Falando de Cinema

O Gabinete do Doutor Caligari, 1920

Todos os segredos

Das Cabinet des Dr. Caligari (O Gabinete do Dr. Caligari) tem sido descrito como a primeira longa-metragem de terror, e é fácil ver o seu legado no cinema moderno, mas não pelas razões óbvias. A sua engenhosa cenografia – ainda vanguardista no uso de ambientes teatrais palpavelmente irreais – é a mais marcante das suas características. No entanto, são outros elementos, mais subtis, do inovador thriller psicológico de Robert Wiene que se tornaram elementos fixos da narrativa cinematográfica.

O "narrador não fiável" era há muito um elemento básico da literatura, desde o tempo do antigo dramaturgo grego Aristófanes, mas ainda não tinha sido utilizado no cinema. Caligari é pioneiro no uso deste dispositivo na personagem de Francis (Friedrich Fehér). A história que Francis conta começa, inocentemente, com um triângulo amoroso, quando dois amigos competem pelos afetos da mesma mulher – mas, claro, nem tudo é o que parece.

Os argumentistas do filme, Hans Janowitz e Carl Mayer, escreveram originalmente a história como uma acusação ao governo alemão durante a Primeira Guerra Mundial, com Caligari como um vilão simples que leva um inocente a cometer um homicídio sonâmbulo. No entanto, à medida que o filme se aproximava da produção, a história transformou-se em algo mais complexo, levando possivelmente a uma outra estreia no cinema: o final com reviravolta.

Das Cabinet des Dr. Caligari,
Robert Wiene, 1920

Abrir o armário

Janowitz e Mayer inspiraram-se numa história do século XI sobre um monge que exercia uma estranha influência sobre um homem que estava na sua casa. No argumento, o monge tornou-se um médico, que Francis e o seu rival amoroso Alan (Hans Heinrich von Twardowski) encontram numa feira da aldeia.

O Dr. Caligari (Werner Krauss) aparece pela primeira vez como um artista de feira que abre o seu suposto gabinete – um caixão com outro nome qualquer – para revelar o fantasmagórico Cesare (Conrad Veidt) deitado lá dentro. Caligari, o "mestre" de Cesare, afirma que o seu protegido "conhece todos os segredos" e convida o público a fazer uma pergunta. Um Alan visivelmente abalado, pergunta: "Quanto tempo viverei?" – ao que Cesare responde: "Até ao amanhecer". E aqui vemos outro exemplo de um dispositivo de filme de terror retirado de inúmeros contos: o tolo que tenta o destino. O infeliz Alan é encontrado morto na manhã seguinte. 

Estilo expressionista

O visual e o estilo do filme foram fortemente influenciados pelo lendário Max Reinhardt, diretor do Deutsches Theatre em Berlim.
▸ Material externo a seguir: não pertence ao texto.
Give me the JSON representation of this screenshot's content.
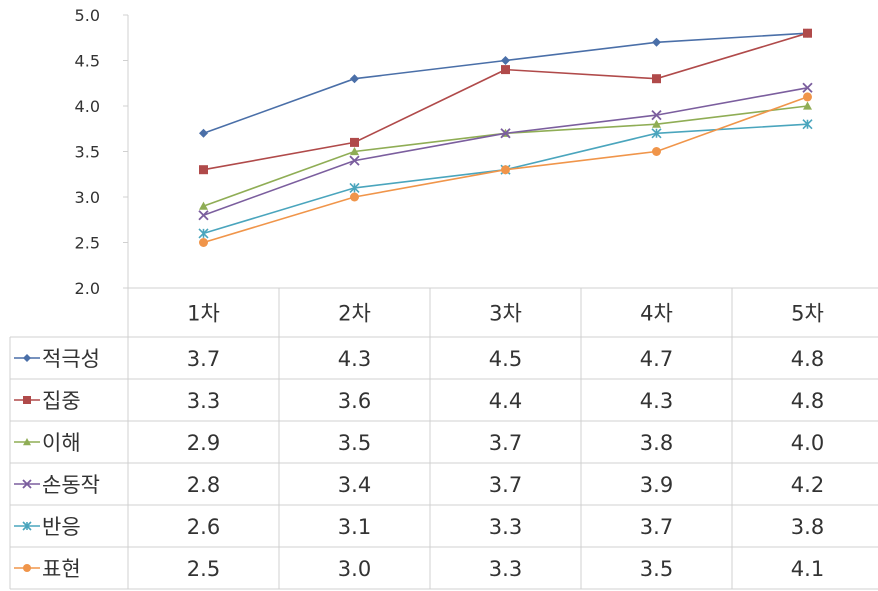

O seu estilo antirrealista, inspirado pelo movimento artístico expressionista do início do século XX, abraçou a artificialidade do cenário teatral e manipulou a escuridão em vez da luz para criar faixas de claro-escuro, estabelecendo uma atmosfera de mistério e inquietação.

Wiene emprega cuidadosamente a iluminação para sugerir que se trata apenas de um melodrama estranho – uma noção reforçada pelo uso frequente de grandes planos sinistros, sobretudo do aparentemente louco Caligari, para persuadir o público de que está a assistir a uma história simples de herói e vilão. No entanto, quando é revelado que a perspetiva de nenhuma personagem pode ser tomada pelo seu valor facial, de repente os ângulos e cenários estranhos e distorcidos do design de produção começam a fazer sentido. São parte integrante da história e não apenas um estilo inquietante; os cenários de Walter Reimann, Walter Röhrig e Hermann Warm parecem retratar um mundo inteiro enlouquecido.

Uma das razões pelas quais O Gabinete do Dr. Caligari perdurou é o facto de, antecipando Psicose de Hitchcock, ser o primeiro filme a levar o público a entrar na mente de um louco. O seu horror ressonante deriva do nosso medo da máscara de sanidade que até os indivíduos mais perturbados podem usar para enganar os que os rodeiam. 

Robert Wiene
Robert Wiene nasceu em 1873 em Breslau, Polónia. Em 1913, escreveu e realizou uma curta-metragem, Die Waffen der Jugend (As Armas da Juventude), que foi a primeira de 20 longas e curtas-metragens que viria a realizar na era do cinema mudo. Depois de uma prolífica carreira cinematográfica na Alemanha, Wiene fugiu do regime nazi no início da década de 1930 e mudou-se para França. Morreu de cancro durante a rodagem do seu último filme, Ultimatum (1938), que foi completado, sem créditos, pelo seu colega emigrado Robert Siodmak.